EDIT: To clarify, I want to iterate over the list rather than assign the category one at a time. The actual dataset I want to categorize is thousands of items at a time. Thank you again!
CodePudding user response:
First of all, you're using == for assignment instead of =.

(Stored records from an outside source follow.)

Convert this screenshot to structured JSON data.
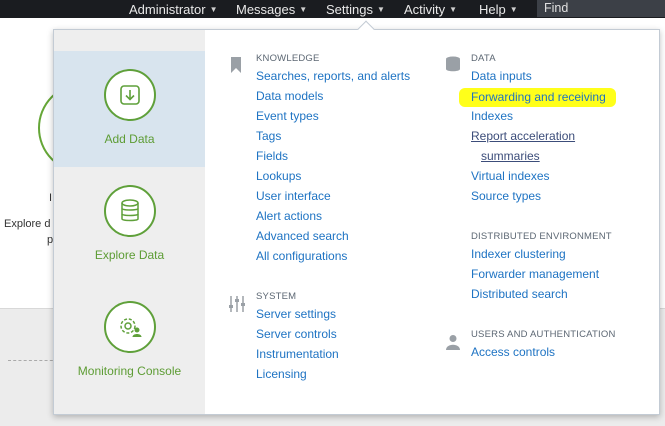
{
  "topbar": {
    "items": [
      {
        "label": "Administrator"
      },
      {
        "label": "Messages"
      },
      {
        "label": "Settings"
      },
      {
        "label": "Activity"
      },
      {
        "label": "Help"
      }
    ],
    "find_label": "Find"
  },
  "background": {
    "fragment_1": "I",
    "fragment_2": "Explore d",
    "fragment_3": "p"
  },
  "apps": [
    {
      "label": "Add Data",
      "icon": "download-icon",
      "active": true
    },
    {
      "label": "Explore Data",
      "icon": "database-icon",
      "active": false
    },
    {
      "label": "Monitoring Console",
      "icon": "gear-user-icon",
      "active": false
    }
  ],
  "knowledge": {
    "heading": "KNOWLEDGE",
    "icon": "bookmark-icon",
    "links": [
      "Searches, reports, and alerts",
      "Data models",
      "Event types",
      "Tags",
      "Fields",
      "Lookups",
      "User interface",
      "Alert actions",
      "Advanced search",
      "All configurations"
    ]
  },
  "system": {
    "heading": "SYSTEM",
    "icon": "sliders-icon",
    "links": [
      "Server settings",
      "Server controls",
      "Instrumentation",
      "Licensing"
    ]
  },
  "data": {
    "heading": "DATA",
    "icon": "cylinder-icon",
    "links": [
      "Data inputs",
      "Forwarding and receiving",
      "Indexes",
      "Report acceleration",
      "summaries",
      "Virtual indexes",
      "Source types"
    ],
    "highlighted": "Forwarding and receiving",
    "highlight_color": "#ffff1a"
  },
  "distributed": {
    "heading": "DISTRIBUTED ENVIRONMENT",
    "links": [
      "Indexer clustering",
      "Forwarder management",
      "Distributed search"
    ]
  },
  "users": {
    "heading": "USERS AND AUTHENTICATION",
    "icon": "user-icon",
    "links": [
      "Access controls"
    ]
  },
  "colors": {
    "link": "#1e73c3",
    "app_green": "#5fa03a",
    "topbar": "#1a1c20"
  }
}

You can use this to assign CATEGORY based on ITEM value:
df.loc[df['ITEM'] == 'Carrot', 'CATEGORY'] = 'VEGETABLE'
CodePudding user response:
Try this:
df['CATEGORY']= (df['ITEM'].apply(lambda x: 'VEGETABLE' if x=='Carrot'
else( 'Legumes' if x=='Beans' else 'Check')))
df
index | ITEM | PRICE | QUANTITY | CATEGORY |
---|---|---|---|---|
0 | Carrot | 5 | 10 | VEGETABLE |
1 | Potato | 3 | 5 | check |
2 | Beans | 2 | 6 | Legumes |
3 | Pizza | 2 | 7 | check |
4 | Salad | 3 | 1 | check |
5 | Burger | 1 | 4 | check |
6 | Carrot | 0 | 0 | VEGETABLE |
7 | Carrot | 0 | 0 | VEGETABLE |
8 | Potato | 0 | 0 | check |
9 | Beans | 0 | 0 | Legumes |
CodePudding user response:
This is a bit cleaner, I think
# here we just map the values to the categories
def map(item):
mapping = {'Carrot':"Vegetable",'Beans':"Legumes"}
return map.get(item,"Check")
# apply, applies the map function to each value in x
df['CATEGORY'] = df.apply(lambda x: map(item = x['YEAR']), axis=1)